I do not know how old you are- but please consider women's suffrage, civil rights, and anti war rallie et al. Yes, indeed they do make a difference, and are also powerful unifiers. Please continue to sit on the couch and laugh about climate change.


As powerful unifiers--yes, undoubtedly. As effective modes of change--not so much.

Women gained the right to vote a long time ago, when the technology was very different. (The main reason they were finally accorded the vote nationally was because McKinley and the Democrats owed women a faor for being the force that got them elected in 1916). Anti-war rallies did not end the Vietnam War (television news, body counts, and especially the publication of the Pentagon Papers were responsible for that) and they sure as hell did nothing to prevent the Gulf or Iraq/Afghanistan Wars. Civil rights and women's rights? Marches were marginally important during the early '60s to early '70s, but I would argue that televised acts of civil disobedience (boycotts, sit-ins, prohibited marches in which violence was perpetrated against the marchers) did much more. (For example, the nation's reaction to the bombing murders of the four girls in Birmingham--three weeks after the famous March on Washington in 1963--propelled the situation forward in ways that the march alone would not have. Had it not been for television, the national impact would have miminal.) The only area in which protests may have been truly useful was nuclear power, but even there, had they not been the result of Three Mile Island (and reinforced by Chernobyl seven years later) I question how effective the protests alone would have been.

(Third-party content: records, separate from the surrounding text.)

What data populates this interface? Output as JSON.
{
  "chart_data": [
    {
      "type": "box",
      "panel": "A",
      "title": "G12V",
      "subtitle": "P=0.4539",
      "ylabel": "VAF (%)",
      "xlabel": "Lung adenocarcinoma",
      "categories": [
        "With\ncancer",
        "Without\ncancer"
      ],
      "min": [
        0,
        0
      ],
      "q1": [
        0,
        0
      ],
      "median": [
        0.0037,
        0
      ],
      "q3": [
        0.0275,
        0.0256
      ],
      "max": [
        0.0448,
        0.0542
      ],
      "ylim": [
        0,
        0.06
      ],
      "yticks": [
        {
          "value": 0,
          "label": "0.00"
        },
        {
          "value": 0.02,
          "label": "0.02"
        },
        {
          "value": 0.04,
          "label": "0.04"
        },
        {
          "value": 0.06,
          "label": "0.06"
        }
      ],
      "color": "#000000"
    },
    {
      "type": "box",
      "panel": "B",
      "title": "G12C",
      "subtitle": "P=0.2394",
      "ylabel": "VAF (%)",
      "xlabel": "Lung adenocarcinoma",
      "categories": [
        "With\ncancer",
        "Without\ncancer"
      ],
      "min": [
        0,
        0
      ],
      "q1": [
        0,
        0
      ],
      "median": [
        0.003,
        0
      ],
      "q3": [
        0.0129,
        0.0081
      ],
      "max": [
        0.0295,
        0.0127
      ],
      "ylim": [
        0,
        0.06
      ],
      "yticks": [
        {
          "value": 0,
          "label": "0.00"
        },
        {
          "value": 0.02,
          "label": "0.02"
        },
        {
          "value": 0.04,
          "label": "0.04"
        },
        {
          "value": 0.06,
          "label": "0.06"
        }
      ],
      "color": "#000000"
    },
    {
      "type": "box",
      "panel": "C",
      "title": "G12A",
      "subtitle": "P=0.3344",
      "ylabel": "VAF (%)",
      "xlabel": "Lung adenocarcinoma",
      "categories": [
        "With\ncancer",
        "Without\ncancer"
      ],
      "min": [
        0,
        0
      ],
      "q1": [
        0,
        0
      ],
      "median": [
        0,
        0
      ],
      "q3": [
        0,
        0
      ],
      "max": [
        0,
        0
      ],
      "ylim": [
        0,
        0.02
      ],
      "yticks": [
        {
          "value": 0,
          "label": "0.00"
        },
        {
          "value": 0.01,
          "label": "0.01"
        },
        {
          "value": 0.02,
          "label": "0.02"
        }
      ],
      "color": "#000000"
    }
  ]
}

Since then, the powers that run things have gained control of the media (which, in its literal sense, mediates between an unseen event and the people's experience of it); have used increasingly sophisticated means of using the schools as tools of brainwashing children from the time when they are very young; have militarized the police forces to the point that people are afraid of what might happen to them if they do get out of line; and have manipulated the economy to where most people cannot afford to protest because they are living paycheck-to-paycheck and must continue to struggle--or not eat or have a place to live.

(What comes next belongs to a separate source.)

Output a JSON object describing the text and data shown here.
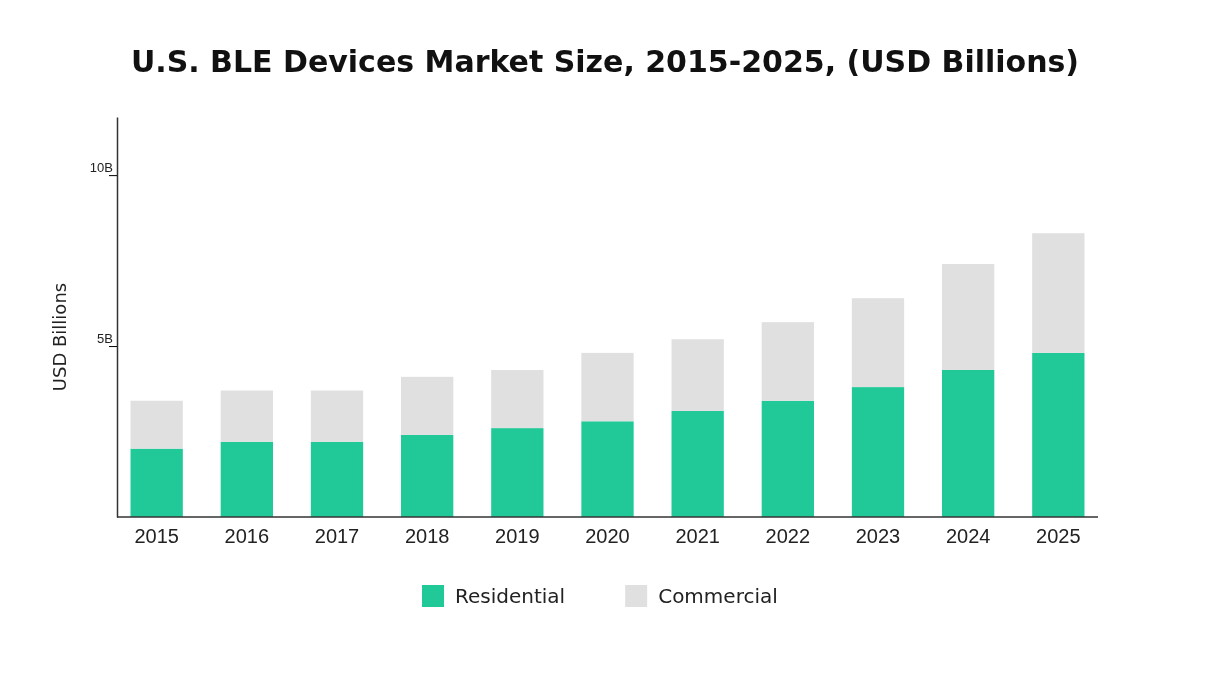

(As for global warming, I have been acutely aware of the issue since 1981. I wasn't laughing then, and I sure as hell am not laughing now.)


I understand your arguement, and, it makes sense, to a degree.

In these here times, however, we have to be radicals, in the literal sense of the word--that is, we have to look at situations from their roots, and address them at that level.


In thinking more closely about it, it occured to me that, with regards to nuclear power, the industry was already on the way out domestically, even before Three Mile Island and Chernobyl. The protests just gave it a little push forward (and provided the opportunity for some great concerts).

The only areas in which protests were definitive in helping subgroups to gain some rights were in the LBGT and women's movements that started in 1969 and in the 1970s. They were only effective, however, in my opinion, because the effects of both were as much personal empowerment and esteem-raising as in attempting to change the decisions made by those entities which held/hold political and economic power. People who formerly not only held no power but either didn't realize that this was the case (women) or felt completely politcally impotent (gays and lesbians) saw people like them come out (so to speak) and thus felt like they could do the same.

The situation today is very different. Most people feel either relatively content in their bubbles of materialism or are either too aftaid or too busy to actually to do more than occasionally march for a couple of hours on a few designated Saturdays or Sundays. That ain't gonna change things, because those in power know that they have nothing to be concerned about. The worst that might happen is that one person might be voted out and another from the other corporate party will be voted in--but the system itself will in no way be fundamentally changed. At all.